This is not a typical box and booze review. I should actually say that this is knot. First of all, I’m going to take us back in history to the ancient Greeks and the time of Alexander the Great. Second of all, I’m going to cut through all that nonsense with a mighty stroke of the pen. Just go with it, it will all make sense in a moment.
|Gordian Knot by Robert Yarger and Rick Jenkins|
The legend of the Gordian Knot dates back to ancient Macedonia, when a prophecy telling of a man driving an oxcart into the capital city of Phrygia came true and Gordia became king. His son, Midas (a touchy fellow), offered the famed oxcart to the god Zeus in gratitude and secured it in the town square with an intricate, complicated knot which could never be untied. The rope was made from Cornel bark of the Cornelian cherry tree, a flowering species of dogwood which produces little red fruits. In 333 B.C., Alexander of Macedonia, the great conqueror of ancient Greece, entered the city of Gordium and learned of the prophesy that whoever could unravel the knot was destined to rule all of Asia. Truth be told, he could not untie it, but he had better idea. The “Alexandrian Solution” ensued, whereby he cleaved the great knot in two with a swift stroke of his sword.
|Beautiful interwoven strands of exotic wood|
Fast forward two thousand plus years and we have the “Yarger Solution”, which definitely frowns upon the use of any sharp object to untie this knot. The Gordian Knot is Number 22 in the Stickman puzzlebox series, and like its legendary ancestor, has cords of wood which wrap around the box in an intricately interwoven pattern. The inspiration for this box came from the idea of making a sliding tile puzzle which literally wrapped itself all around the sides of a box and was not merely limited to a single flat surface. Add to that the interlocking nature of these 130 intertwined pieces, crafted from leftover bits of exotic wood from prior puzzle boxes, and you have the visually stunning and deceptively difficult Gordian Knot puzzlebox. There are a minimum of 36 steps to discover along the way, including a few pieces which are released completely from the box as it untangles itself. Most moves are quite difficult to determine and may be found on another side of the box entirely from the move prior. Some moves are incredibly well disguised due to the shape of the piece, or the solver’s (misguided) expectations. Eventually, if you are as wise as Alexander, a keyhole will be revealed. Ah, but where is the key? It’s likely that you have it already, waiting to be reconfigured from the pieces you have removed off of the box. The finale of this box, which is a true joy to solve up to this point already, is absolutely outstanding. The Gordian Knot is one of the most satisfying puzzle boxes I have experienced and is easily one of my all time favorites from Robert Yarger.
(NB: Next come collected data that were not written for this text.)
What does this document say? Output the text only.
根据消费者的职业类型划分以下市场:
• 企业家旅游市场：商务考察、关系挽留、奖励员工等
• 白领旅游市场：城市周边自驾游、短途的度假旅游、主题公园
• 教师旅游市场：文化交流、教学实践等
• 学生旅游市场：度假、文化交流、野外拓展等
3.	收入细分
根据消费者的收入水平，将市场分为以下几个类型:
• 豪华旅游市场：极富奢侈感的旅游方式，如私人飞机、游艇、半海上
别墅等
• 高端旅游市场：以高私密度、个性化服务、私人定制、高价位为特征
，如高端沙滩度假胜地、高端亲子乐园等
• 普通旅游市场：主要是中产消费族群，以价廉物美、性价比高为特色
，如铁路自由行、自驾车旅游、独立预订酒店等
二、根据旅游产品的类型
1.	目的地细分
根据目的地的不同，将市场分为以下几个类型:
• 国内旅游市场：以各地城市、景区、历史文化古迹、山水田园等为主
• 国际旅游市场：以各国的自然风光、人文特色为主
|The Alexandrian Solution|
For such a special box I have an equally special toast which also hearkens back to ancient days. The cornelian cherry tree, whose bark was used to make the original Gordian Knot, produces little red berries as mentioned. The flavor of this fruit has been described as a cross between cranberry and sour cherry. Of course, there is a long history of using this fruit in the making of various regional liqueurs and spirits in parts of the Middle East and Europe. For example, “kornelkirsch” is found in the Austrian and German Alps. Since it’s not readily available in the US, I created my own cornel berry kirsch by infusing cranberry liqueur with sour amarena cherries. Mmmmmm. Not content with just the delicious liqueur, I created a variation of a classic cocktail called “The Last Word”. The history of this pre-prohibition era drink places it as early as 1916, where it was featured for 35 cents as the most expensive cocktail on the menu at the Detroit Athletic Club. The Last Word is a perfectly balanced cocktail using equal portions of gin, green Chartreuse, maraschino liqueur and lime juice. There are literally hundreds of variations using this basic template, although not all are as perfect. I love the combination of smoky mezcal with cherries, so in my version, “The Alexandrian Solution”, mezcal meets cornel kirsch and the rest is history. Cheers!
|It's the Last Word in Macedonian Cocktails ...|
The Alexandrian Solution
¾ oz mezcal
¾ oz sour cherry infused cranberry liqueur
¾ oz green Chartreuse
¾ oz fresh lime juice
Shake together over ice and strain into a favorite glass. Commence dispensing with complex problems brilliantly.